Besides a financial loss for families, passengers like his daughter — who was critically injured in a car accident in 2011 and suffered a traumatic brain injury — will also lose valuable therapy time, Briggs said.
Also, since drivers will not call passengers when they arrive for a pickup, passengers must wait outside for as long as 45 minutes or face missing the pickup, Briggs said.
"This exposes them to weather or heat or cold," he said.
Access-a-Ride, he said, is "late way too often — and the information riders are given when they call to ask when the driver will actually arrive is wildly inaccurate."
Kelly Egan, who is blind, said she has learned to avoid Access-a-Ride if scheduling is key.
"I wouldn't use it for any place where you had to be on time," said the 55-year-old Egan.
However, she and her service dog Hope rely on Access-a-Cab a lot during the week. That service is offered an an alternative to Access-a-Ride and is becoming more popular, say RTD officials.
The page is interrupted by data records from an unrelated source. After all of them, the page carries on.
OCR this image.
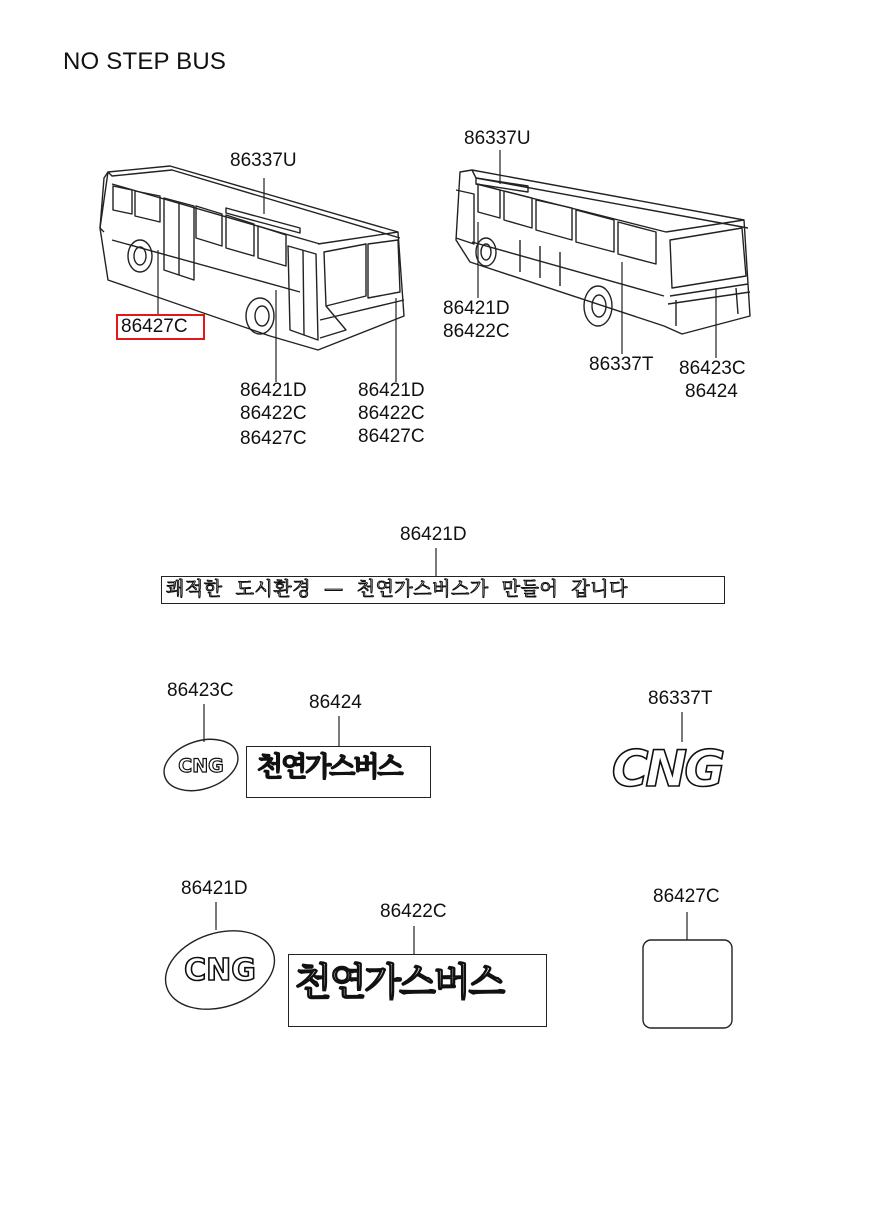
NO STEP BUS
CNG
CNG
CNG
86337U
86427C
86421D
86422C
86427C
86421D
86422C
86427C
86337U
86421D
86422C
86337T 86423C
86424
86421D
쾌적한  도시환경  —  천연가스버스가  만들어  갑니다
86423C
86424
천연가스버스
86337T
86421D
86422C
천연가스버스
86427C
Under the program, a passenger pays the first $2 of the fare and any amount over a total one-way fare of $14.
Egan uses it for quick trips, including meeting with friends and co-workers. The only glitch is the occasional cab driver who objects to her dog being in the vehicle.
"That hasn't happened too often," she said. "Access-a-Cab works for me, and I'm grateful to have it."
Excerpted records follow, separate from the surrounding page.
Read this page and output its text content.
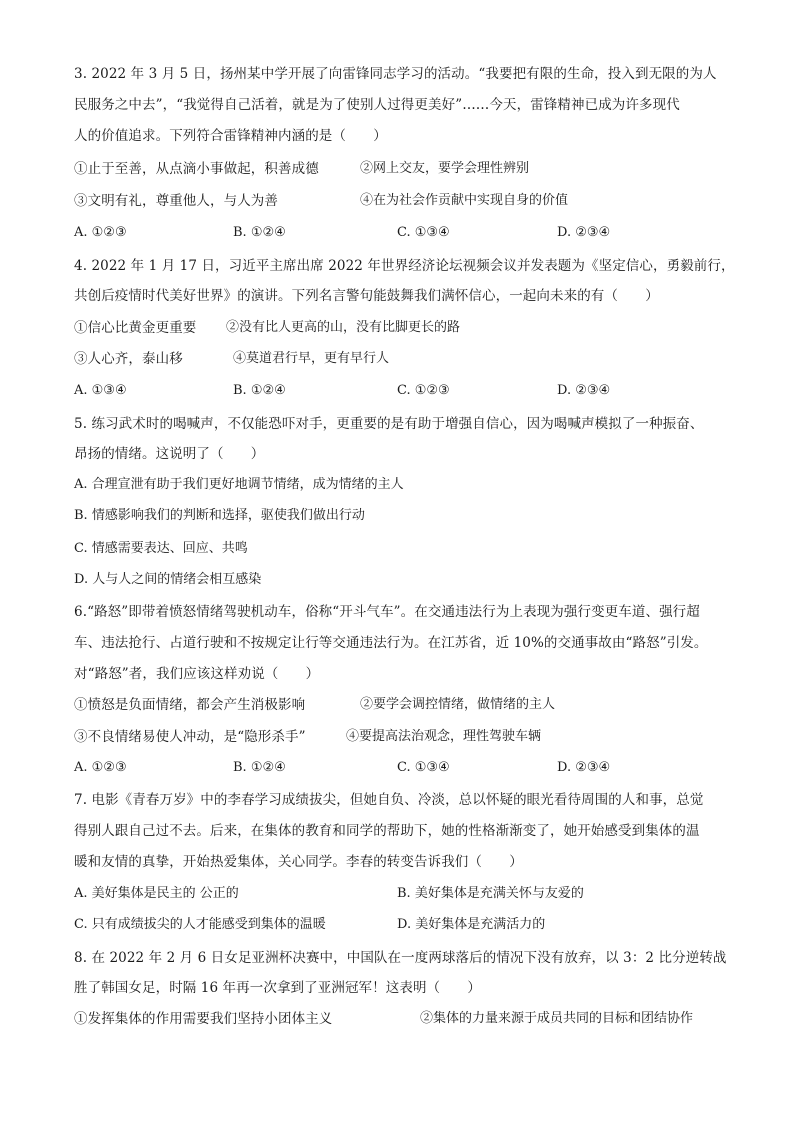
3. 2022 年 3 月 5 日，扬州某中学开展了向雷锋同志学习的活动。“我要把有限的生命，投入到无限的为人
民服务之中去”，“我觉得自己活着，就是为了使别人过得更美好”……今天，雷锋精神已成为许多现代
人的价值追求。下列符合雷锋精神内涵的是（　　）
①止于至善，从点滴小事做起，积善成德	②网上交友，要学会理性辨别
③文明有礼，尊重他人，与人为善	④在为社会作贡献中实现自身的价值
A. ①②③	B. ①②④	C. ①③④	D. ②③④
4. 2022 年 1 月 17 日，习近平主席出席 2022 年世界经济论坛视频会议并发表题为《坚定信心，勇毅前行，
共创后疫情时代美好世界》的演讲。下列名言警句能鼓舞我们满怀信心，一起向未来的有（　　）
①信心比黄金更重要 ②没有比人更高的山，没有比脚更长的路
③人心齐，泰山移	④莫道君行早，更有早行人
A. ①③④	B. ①②④	C. ①②③	D. ②③④
5. 练习武术时的喝喊声，不仅能恐吓对手，更重要的是有助于增强自信心，因为喝喊声模拟了一种振奋、
昂扬的情绪。这说明了（　　）
A. 合理宣泄有助于我们更好地调节情绪，成为情绪的主人
B. 情感影响我们的判断和选择，驱使我们做出行动
C. 情感需要表达、回应、共鸣
D. 人与人之间的情绪会相互感染
6.“路怒”即带着愤怒情绪驾驶机动车，俗称“开斗气车”。在交通违法行为上表现为强行变更车道、强行超
车、违法抢行、占道行驶和不按规定让行等交通违法行为。在江苏省，近 10%的交通事故由“路怒”引发。
对“路怒”者，我们应该这样劝说（　　）
①愤怒是负面情绪，都会产生消极影响	②要学会调控情绪，做情绪的主人
③不良情绪易使人冲动，是“隐形杀手”	④要提高法治观念，理性驾驶车辆
A. ①②③	B. ①②④	C. ①③④	D. ②③④
7. 电影《青春万岁》中的李春学习成绩拔尖，但她自负、冷淡，总以怀疑的眼光看待周围的人和事，总觉
得别人跟自己过不去。后来，在集体的教育和同学的帮助下，她的性格渐渐变了，她开始感受到集体的温
暖和友情的真挚，开始热爱集体，关心同学。李春的转变告诉我们（　　）
A. 美好集体是民主的 公正的	B. 美好集体是充满关怀与友爱的
C. 只有成绩拔尖的人才能感受到集体的温暖	D. 美好集体是充满活力的
8. 在 2022 年 2 月 6 日女足亚洲杯决赛中，中国队在一度两球落后的情况下没有放弃，以 3：2 比分逆转战
胜了韩国女足，时隔 16 年再一次拿到了亚洲冠军！这表明（　　）
①发挥集体的作用需要我们坚持小团体主义	②集体的力量来源于成员共同的目标和团结协作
When passengers schedule a trip, they are told their pickup will arrive within a 30-minute window, Buter said. The "passenger on-time performance" is based on the vehicle's arrival within that 30-minute window.
Based on demand, Access-a-Ride's scheduling software will often schedule a person to be picked up toward the end of the 30-minute window, Buter said. This signals a secondary standard — "carrier on time performance" — which is used to determine at which point the carrier would be penalized for being late.
Carrier-on-time performance tacks on 15 minutes beyond the 30-minute window for the driver to arrive at the pickup location before penalties kick in, Buter said.
During the second quarter of 2014, drivers met the passenger on-time performance goal more than 83 percent of the time. Carrier on-time performance was logged in at more than 94 percent, Buter said, all improvements over the previous quarter.
Changes in hiring and the scheduling of more vehicles for high-demand areas are making a difference, Buter said.
For instance, at least two of Access-a-Ride contractors have begun advertising on the radio, and all of the contractors have increased the number of job fares they conduct, he said.
"It's a long haul," Buter said, "but we are making changes all the time to serve people better."